Sabtu, 19 Desember 2015

Laporan Dan Kronologis Pilkada Nabire Versi Masyarakat Adat


PENDAHULUAN
Dasar hukum; Mengacu pada PKPU No 5 Tahun 2015 bagian kedua pasal 17 tentang hak dan kewajiban  masyarakat dalam keterlibatan memantau PILKADA yang mana pasal tersebut menyebutkan; Dalam penyelenggaraan pemilu,masyarakat berhak :

 (a) Memperoleh informasi publik terkait dengan pemilihan sesuai peraturan perundang-undangan, (b) Menyampaikan dan menyebarluasakan informasi publik terkait dengan pemilihan (c) Berpendapat atau menyampaikan pikiran.

Mengacu pada dasar hukum tersebut maka kami kami suku Besar Yerisiam Gua dan Suku Hegure Yaur sebagai masyarakat pribumi di kabupaten nabire melihat penyelenggaraan PILKADA tanggal 9 Desember 2015 di Kabupaten Nabire penuh dengan praktek-praktek kepentingan. Dimana penyelenggara PILKADA dan juga ada indikasi aparat keamanan yang seharusnya netral dalam pelaksanaan pemilu terkesan turut terlibat mengamankan kandidat tertentu sehingga pelaksanaan PILKADA di Nabire cacat hukum, dan moral. Dilain hal secara terang-terangan penyelenggara dalam hal ini PANWAS telah mengetahui hal dimaksud namun tidak mengambil langkah-langkah sesuai tugas fungsinya, sehingga kondisi tersebut jika dibiarkan maka Nabire akan terjadi konflik berkepanjangan antara suku pribumi dan suku-suku non pribumi.

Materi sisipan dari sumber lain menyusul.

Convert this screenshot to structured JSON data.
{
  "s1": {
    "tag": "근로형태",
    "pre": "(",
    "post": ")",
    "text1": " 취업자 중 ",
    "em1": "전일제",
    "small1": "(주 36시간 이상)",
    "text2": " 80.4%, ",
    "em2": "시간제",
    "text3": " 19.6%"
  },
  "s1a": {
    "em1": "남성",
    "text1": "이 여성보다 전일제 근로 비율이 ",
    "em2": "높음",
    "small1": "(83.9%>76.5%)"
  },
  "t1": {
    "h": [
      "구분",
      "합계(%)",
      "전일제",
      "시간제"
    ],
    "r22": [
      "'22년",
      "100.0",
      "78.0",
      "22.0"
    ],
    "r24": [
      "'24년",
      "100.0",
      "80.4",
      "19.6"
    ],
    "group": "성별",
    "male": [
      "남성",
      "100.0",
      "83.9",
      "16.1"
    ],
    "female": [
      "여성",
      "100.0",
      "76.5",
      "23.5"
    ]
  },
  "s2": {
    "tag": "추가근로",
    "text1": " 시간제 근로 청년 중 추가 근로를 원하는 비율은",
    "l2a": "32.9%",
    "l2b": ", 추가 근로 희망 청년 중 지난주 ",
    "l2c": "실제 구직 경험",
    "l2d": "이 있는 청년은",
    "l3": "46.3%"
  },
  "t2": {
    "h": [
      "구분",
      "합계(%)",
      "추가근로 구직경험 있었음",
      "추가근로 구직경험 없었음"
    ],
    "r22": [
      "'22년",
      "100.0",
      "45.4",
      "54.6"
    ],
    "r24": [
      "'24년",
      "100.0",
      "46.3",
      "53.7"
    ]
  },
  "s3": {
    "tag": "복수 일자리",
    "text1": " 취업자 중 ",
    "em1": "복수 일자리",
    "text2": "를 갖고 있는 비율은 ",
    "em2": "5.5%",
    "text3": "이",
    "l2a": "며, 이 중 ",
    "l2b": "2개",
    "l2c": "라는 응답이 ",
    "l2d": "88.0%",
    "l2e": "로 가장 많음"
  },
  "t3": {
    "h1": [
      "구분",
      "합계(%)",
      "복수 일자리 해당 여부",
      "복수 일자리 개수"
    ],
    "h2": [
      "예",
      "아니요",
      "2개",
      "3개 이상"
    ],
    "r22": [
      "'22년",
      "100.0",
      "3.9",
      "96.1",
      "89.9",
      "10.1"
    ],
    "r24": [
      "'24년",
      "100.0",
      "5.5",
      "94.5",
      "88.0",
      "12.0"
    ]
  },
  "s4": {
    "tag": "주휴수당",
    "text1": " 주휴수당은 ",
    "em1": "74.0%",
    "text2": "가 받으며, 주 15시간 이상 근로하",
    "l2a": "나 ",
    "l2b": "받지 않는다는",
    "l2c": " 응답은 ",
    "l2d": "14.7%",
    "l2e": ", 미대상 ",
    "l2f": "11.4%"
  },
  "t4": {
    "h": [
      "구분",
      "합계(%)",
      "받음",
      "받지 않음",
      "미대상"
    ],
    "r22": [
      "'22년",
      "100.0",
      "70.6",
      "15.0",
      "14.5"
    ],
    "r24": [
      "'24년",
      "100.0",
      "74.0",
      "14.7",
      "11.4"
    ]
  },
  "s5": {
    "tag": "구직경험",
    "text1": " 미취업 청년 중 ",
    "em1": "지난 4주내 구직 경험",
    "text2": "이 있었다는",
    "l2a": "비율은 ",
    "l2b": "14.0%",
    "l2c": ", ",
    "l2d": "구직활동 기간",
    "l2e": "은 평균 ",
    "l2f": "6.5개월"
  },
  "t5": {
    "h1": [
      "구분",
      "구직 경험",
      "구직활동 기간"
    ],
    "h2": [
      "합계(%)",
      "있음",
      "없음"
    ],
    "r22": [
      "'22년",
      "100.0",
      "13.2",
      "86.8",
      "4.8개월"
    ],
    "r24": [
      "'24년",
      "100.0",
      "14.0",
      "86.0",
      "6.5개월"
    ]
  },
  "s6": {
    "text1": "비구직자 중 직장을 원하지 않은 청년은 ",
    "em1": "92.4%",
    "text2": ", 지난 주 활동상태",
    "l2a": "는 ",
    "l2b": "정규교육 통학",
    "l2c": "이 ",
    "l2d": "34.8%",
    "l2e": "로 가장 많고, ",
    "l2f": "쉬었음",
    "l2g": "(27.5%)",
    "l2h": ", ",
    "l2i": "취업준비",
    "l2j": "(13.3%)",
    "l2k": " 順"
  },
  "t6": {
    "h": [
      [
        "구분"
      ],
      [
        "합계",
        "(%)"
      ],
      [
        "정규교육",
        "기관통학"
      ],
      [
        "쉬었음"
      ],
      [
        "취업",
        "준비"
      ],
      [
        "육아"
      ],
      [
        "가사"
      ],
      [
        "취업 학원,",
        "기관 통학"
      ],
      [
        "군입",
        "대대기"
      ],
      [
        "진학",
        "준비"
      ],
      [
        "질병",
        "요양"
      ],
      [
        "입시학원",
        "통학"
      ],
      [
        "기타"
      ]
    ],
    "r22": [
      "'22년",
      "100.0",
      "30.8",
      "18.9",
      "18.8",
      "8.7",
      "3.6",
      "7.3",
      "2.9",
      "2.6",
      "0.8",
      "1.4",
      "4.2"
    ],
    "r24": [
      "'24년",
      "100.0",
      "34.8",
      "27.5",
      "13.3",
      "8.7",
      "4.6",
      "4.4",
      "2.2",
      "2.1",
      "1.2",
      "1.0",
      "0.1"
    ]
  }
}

Seperti disebutkan diatas kami melaporkan kronologis penemuan pelanggaran pilkada di kabupaten nabire versi suku Yerisiam Gua dan Hegure Yaur diantaranya:

KRONOLOGIS PENEMUAN
H Min (-4)  sebelum pelaksanaan.
Pembentukan dan Pelantikan anggota PPS oleh KPU  sangat menyalahi PKPU No 3 Tahun 2015 Pasal 36 ayat 2 “Anggota PPS sebagaimana dimaksud pada ayat (1) dibentuk oleh KPU/KIP Kabupaten/Kota paling lambat 7 Bulan sebelum pemungutan suara dan di bubarkan 2 (dua) Bulan sesudah pemungutan suara”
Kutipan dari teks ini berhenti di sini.